Lockless algorithms for mere mortals
Lockless algorithms for mere mortals
Posted Jul 29, 2020 23:47 UTC (Wed) by ras (subscriber, #33059)In reply to: Lockless algorithms for mere mortals by NYKevin
Parent article: Lockless algorithms for mere mortals
As it turns out this has been explored, at least partially. Theoretically the destruction of information takes energy and heat has always been a problem in computers. (I don't understand the mechanism. Perhaps because information can't actually be destroyed it's turned into heat, which then has to be carted away.) In any case, one solution that was proposed was to make a memory cell using two capacitors rather than one. One is always charged, the other discharged, and changing value is just a transfer or charge from one to the other. I don't know that it every made it off the back of a napkin, mostly because the power lost by discharging the DRAM capacitors is the least of the power problems.
The more general solution has already been deployed, not by physicists or hardware engineers, but by us - the software people. It's log structured storage. From the perspective of the question you posed, the answer we developed is "don't do free()'s". Interestingly, as this conversation is about the connection between time and information, we use a technique that does not destroy information because there are places we have to roll back time in order to keep our data structures consistent.
Posted Oct 13, 2020 15:28 UTC (Tue)
by immibis (subscriber, #105511)
[Link]
Therefore you can't have states A and B which both go to C, because a universe in state reverse(C) wouldn't know whether to go to reverse(A) or reverse(B). Information cannot be deleted.
So how do computers delete information, then? Well, the universe is full of states we don't care about, so we just cheat and move the information to one of those. For example, writing 1 releases energy from a different point in the chip than writing 0, which causes a different vibration in the silicon lattice, which transfers to the plastic packaging, which causes an air molecule to bounce off the chip differently.
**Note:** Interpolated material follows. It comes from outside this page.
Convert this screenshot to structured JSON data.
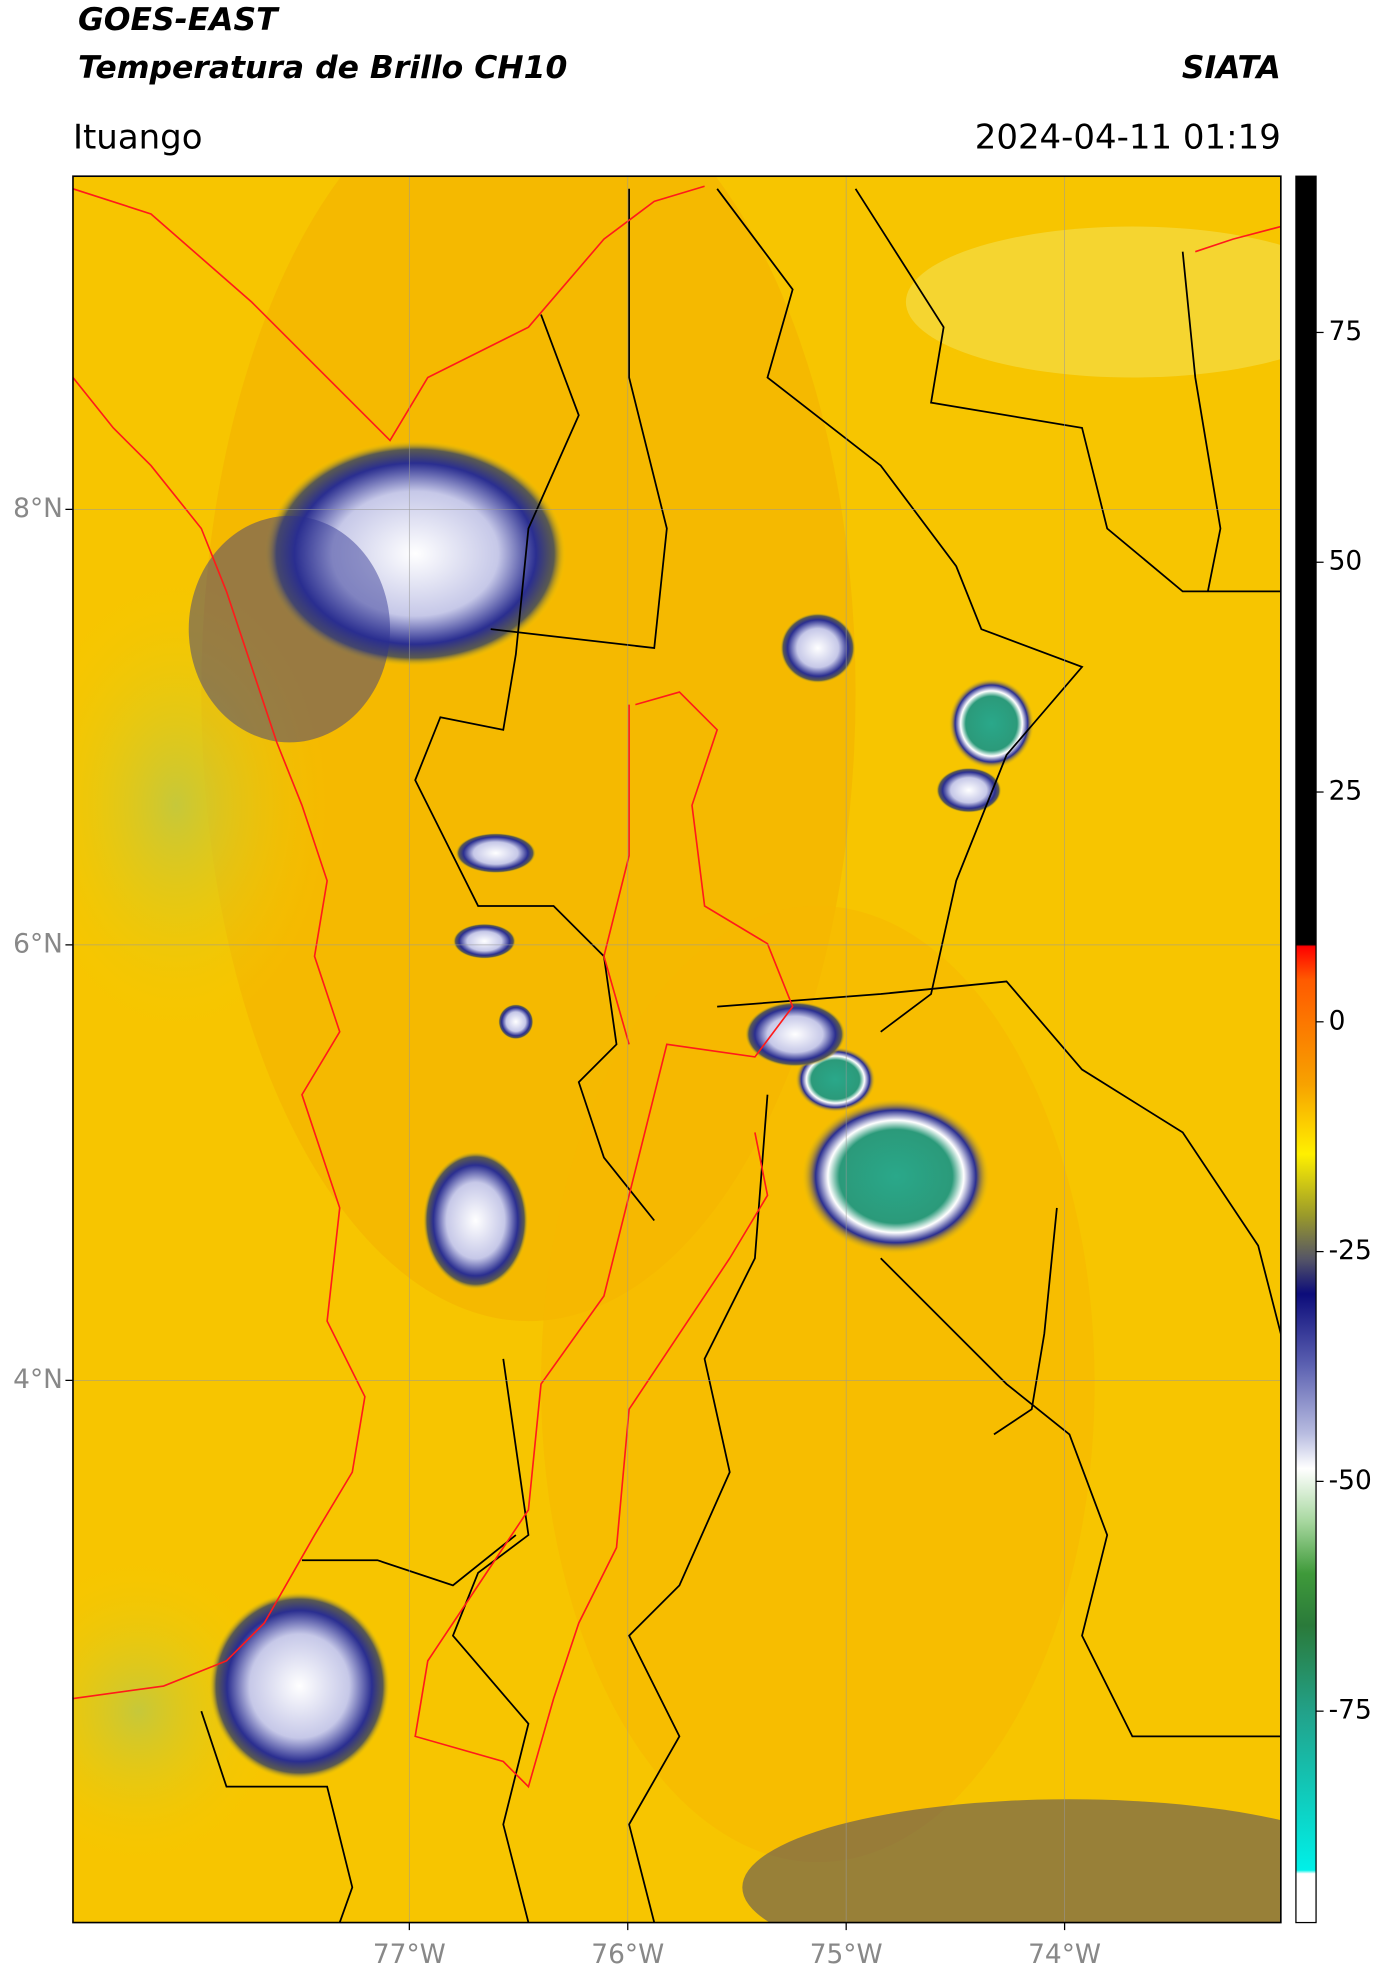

That means if there are 1 zillion different ways the air molecules would've bounced (if the chip was turned off), now there are 2 zillion, because all the bounces after 0 is written are different from all the bounces after 1 is written. Obviously air can bounce a lot of ways - but the problem is that all of the 1-zillion input states map to 1-zillion output states already. There's no way to get more output states than input states without giving the molecule more energy - which allows it to be in states it couldn't be in with its previous amount of energy. Therefore the chip must have transferred a bit of energy to the air molecule. There is no other way it could work.
All of this applies *on average*, by the way.
Or here's a different explanation: If you consider a computer that's known to be in 1 of 1000 states, and the air in the room that's in 1 of 1 zillion states, there are 1000 zillion states in total (the cartesian product). If the computer is in 1 of 500 states in the next timestep, there still must be 1000 zillion states for the computer+air system, because the universe is reversible. Therefore the air must be in 1 of 2 zillion states. This doesn't apply to reversible computers, because reversible computers *don't* decrease their number of states in any time step.